Srikakulam Sherlock Holmes Review: An Unconvincing Disappointment with a Handful of Twists

Srikakulam Sherlock Holmes Review: An Unconvincing Disappointment with a Handful of Twists

Vellana Kishore as innocent and funny private detective Sherlock Holmes reminds you of Naveen Polishetty in Agent Sai Sreenivas Athreya. The comparison is inevitable as the character of a funny private detective solving serious crimes is a set up inspired from Chiranjeevi and Jandhyala’s classic Chantabbai (1986). You also see the tagline of the movie as: ‘Chantabbai Taluka’. Maybe, the filmmakers were paying homage to Chiru and Jandhyala. Or, it’s just a plain ripoff just for the sake of it. 

The intentions of ‘Writer’ Mohan to replicate the magic of Jandhyala-esque humor through Srikakulam accent and extremely quirky Vennala Kishore is not a sin. But, to rely upon the surface level thriller without depth and costume-copying without a soul of the movie feels like an insincere cheating of the original inspiration. 

Balu is a telephone booth operator who falls in love with Brahma (Ananya Nagalla). Both are stuck with Police and a private detector as suspects. Honestly, there isn’t much to describe any character except that of Vennala Kishore that doesn’t turn its back on its own character. Out of nowhere, the good characters become utterly bad characters and then we are exposed to the mega truths discovered by Vennala Kishore that proves us that whatever we once believed about the characters is nothing but deception. Who is the deceptor here? The characters? Or, the filmmaker? To turn the character’s motive just for the sake of twists is the greatest disservice to the screenwriting. An almost-never-ending monologue can never be a justification for the laziest convenient writing. 

Vennala Kishore with an accept of Srikakulam offers what he offers in almost every movie- a decent role with mild humorous touch.
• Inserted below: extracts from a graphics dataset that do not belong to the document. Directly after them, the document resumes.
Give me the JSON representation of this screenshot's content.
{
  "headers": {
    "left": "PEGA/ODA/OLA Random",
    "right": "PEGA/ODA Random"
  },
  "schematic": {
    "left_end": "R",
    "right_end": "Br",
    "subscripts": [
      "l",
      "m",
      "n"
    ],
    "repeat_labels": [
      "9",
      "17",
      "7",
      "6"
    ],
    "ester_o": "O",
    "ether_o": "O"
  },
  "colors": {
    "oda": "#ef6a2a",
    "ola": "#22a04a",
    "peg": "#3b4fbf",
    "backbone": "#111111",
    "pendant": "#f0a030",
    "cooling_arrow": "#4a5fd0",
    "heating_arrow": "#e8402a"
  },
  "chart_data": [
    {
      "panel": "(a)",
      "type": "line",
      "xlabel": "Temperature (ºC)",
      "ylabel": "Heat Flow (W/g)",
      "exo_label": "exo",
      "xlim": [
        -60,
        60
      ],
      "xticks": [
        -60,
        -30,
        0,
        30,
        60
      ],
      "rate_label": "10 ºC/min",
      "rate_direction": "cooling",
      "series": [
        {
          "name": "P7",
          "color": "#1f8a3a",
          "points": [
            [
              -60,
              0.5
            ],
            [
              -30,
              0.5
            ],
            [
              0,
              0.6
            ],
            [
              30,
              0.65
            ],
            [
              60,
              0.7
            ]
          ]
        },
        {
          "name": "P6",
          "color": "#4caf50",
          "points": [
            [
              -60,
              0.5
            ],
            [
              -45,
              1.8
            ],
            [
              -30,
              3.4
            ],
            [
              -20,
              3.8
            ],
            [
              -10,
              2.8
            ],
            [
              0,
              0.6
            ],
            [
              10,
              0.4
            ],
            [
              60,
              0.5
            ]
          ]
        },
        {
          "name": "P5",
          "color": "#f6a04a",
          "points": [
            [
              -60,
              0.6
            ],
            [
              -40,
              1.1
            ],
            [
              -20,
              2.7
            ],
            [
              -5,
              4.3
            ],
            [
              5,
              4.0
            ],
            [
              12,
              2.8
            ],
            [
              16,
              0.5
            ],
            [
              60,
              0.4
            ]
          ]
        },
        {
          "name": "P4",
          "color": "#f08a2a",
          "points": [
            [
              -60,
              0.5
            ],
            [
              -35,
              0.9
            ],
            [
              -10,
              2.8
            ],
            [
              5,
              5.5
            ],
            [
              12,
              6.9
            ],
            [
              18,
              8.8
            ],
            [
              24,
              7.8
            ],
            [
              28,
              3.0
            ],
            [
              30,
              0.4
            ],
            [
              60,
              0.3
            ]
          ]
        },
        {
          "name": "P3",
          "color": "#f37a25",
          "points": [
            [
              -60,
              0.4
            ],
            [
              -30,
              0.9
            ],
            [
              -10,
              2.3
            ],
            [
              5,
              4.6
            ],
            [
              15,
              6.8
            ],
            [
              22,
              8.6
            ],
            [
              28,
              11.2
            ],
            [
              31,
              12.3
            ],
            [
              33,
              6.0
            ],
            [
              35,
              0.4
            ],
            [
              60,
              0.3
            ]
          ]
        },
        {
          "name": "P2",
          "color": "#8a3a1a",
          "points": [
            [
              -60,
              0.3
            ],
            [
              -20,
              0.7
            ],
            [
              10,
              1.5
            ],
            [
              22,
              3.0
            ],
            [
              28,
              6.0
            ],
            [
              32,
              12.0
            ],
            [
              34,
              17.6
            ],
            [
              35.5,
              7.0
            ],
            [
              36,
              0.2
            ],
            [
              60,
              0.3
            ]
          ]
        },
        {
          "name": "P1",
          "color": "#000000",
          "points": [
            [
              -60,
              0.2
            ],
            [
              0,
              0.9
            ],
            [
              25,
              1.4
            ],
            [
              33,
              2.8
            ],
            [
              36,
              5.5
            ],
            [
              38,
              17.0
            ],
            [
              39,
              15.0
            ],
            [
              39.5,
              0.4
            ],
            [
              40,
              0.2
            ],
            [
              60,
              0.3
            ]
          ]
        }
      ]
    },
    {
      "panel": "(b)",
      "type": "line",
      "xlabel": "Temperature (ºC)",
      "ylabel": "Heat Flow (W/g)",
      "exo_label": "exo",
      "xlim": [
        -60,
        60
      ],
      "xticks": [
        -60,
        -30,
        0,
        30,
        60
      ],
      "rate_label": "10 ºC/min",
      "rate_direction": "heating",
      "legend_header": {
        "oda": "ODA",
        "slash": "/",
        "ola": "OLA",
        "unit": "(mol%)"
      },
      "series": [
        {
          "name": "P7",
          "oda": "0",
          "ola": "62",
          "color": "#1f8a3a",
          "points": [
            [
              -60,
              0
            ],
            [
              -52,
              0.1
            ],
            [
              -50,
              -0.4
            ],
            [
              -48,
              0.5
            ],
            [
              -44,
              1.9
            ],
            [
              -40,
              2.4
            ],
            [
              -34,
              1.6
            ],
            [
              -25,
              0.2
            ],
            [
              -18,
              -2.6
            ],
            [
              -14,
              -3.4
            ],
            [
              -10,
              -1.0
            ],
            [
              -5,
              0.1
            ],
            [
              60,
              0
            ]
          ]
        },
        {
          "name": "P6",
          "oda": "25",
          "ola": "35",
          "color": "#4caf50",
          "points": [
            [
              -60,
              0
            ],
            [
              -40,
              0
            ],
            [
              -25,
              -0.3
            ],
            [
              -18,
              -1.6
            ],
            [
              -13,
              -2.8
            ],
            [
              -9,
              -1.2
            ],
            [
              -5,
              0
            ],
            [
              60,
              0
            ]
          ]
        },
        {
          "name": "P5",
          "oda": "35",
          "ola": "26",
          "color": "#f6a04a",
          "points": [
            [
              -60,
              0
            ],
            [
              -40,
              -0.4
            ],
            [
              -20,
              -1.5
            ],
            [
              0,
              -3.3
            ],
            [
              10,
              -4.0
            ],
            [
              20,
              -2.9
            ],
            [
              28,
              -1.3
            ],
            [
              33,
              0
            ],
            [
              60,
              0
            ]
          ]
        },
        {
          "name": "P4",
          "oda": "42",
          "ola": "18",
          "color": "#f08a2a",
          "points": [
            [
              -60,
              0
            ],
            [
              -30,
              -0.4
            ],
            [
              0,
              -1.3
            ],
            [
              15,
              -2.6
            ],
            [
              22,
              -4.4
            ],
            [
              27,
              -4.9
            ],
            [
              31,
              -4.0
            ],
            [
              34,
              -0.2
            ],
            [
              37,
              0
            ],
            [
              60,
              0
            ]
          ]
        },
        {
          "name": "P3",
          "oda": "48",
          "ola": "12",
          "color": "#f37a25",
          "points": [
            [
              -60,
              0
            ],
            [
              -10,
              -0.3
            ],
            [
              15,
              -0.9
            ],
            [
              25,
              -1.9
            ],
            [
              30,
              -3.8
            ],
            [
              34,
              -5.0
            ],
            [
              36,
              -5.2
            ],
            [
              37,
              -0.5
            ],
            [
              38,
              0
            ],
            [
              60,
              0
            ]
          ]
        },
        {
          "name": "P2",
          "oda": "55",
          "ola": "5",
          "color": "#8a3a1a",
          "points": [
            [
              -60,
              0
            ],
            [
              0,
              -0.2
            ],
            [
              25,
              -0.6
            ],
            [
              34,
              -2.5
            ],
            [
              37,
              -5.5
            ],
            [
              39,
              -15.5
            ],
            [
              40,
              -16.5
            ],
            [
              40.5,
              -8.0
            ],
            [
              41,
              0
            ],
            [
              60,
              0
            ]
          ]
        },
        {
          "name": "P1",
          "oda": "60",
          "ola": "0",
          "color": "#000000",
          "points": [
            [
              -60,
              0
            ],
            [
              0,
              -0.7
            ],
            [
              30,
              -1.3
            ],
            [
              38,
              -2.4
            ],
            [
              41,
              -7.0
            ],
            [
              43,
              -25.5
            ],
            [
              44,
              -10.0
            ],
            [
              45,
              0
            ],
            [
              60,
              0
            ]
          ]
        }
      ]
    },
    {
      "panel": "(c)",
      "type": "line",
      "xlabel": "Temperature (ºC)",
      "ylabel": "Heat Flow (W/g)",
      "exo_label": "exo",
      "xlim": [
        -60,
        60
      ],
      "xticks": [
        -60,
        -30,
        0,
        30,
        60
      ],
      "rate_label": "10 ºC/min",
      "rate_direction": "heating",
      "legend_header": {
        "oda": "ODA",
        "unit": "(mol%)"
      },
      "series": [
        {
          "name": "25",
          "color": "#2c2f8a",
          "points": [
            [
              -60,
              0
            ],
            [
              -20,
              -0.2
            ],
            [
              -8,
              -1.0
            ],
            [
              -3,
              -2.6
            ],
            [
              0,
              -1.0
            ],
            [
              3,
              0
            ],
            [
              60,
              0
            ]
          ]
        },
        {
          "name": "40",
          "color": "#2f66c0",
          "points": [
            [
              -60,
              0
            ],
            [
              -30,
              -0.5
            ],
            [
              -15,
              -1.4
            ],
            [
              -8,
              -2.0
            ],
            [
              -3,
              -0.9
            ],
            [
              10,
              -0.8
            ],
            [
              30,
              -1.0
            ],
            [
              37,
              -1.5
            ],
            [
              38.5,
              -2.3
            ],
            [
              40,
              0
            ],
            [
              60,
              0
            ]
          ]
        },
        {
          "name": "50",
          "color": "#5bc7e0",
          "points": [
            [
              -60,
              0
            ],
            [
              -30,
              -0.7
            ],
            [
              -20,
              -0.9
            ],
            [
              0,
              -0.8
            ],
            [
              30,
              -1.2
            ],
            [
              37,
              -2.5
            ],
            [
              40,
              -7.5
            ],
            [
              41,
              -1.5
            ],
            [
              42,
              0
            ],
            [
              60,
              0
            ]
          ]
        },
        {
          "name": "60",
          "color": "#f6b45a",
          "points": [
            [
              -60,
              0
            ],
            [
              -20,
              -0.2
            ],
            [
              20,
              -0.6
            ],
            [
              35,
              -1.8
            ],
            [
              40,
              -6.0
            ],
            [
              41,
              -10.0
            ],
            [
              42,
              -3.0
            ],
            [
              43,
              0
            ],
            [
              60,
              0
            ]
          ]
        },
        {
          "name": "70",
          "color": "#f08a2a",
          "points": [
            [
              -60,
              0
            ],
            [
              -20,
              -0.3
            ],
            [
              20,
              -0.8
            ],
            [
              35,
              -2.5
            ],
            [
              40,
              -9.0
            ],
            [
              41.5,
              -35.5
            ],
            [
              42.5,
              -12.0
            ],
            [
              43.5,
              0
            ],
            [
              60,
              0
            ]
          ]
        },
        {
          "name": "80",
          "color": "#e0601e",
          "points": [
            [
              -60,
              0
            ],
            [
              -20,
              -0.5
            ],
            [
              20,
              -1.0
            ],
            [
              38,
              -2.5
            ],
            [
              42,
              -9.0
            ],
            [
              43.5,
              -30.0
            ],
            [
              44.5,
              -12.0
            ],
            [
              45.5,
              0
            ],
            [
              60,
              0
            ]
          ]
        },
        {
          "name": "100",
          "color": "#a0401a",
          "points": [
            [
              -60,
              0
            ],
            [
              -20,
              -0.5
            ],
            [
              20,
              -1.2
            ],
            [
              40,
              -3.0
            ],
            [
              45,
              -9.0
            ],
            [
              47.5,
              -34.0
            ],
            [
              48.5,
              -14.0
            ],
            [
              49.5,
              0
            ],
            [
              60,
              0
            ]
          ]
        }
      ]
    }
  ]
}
Apart from that there is nothing much for him to offer. However, the background story of Vennala Kishore in the second-half came off uninvited. The emotional part of their parents and relating it with the migration of villagers due to unemployment is a good sub-plot that feels like artificially stickered. 

The music of Sunil Kashyap falls unimpressive except the village flashback sung by Mangli. The production design barely represents the era of Rajiv Gandhi’s death. Out of all this mediocrity only ‘Writer’ Mohan knows why the Part-2 of Srikakulam Sherlock is needed for this script- except using it as his bait. 

TF Rating: 1.5/5

Srikakulam Sherlock is now playing in theatres.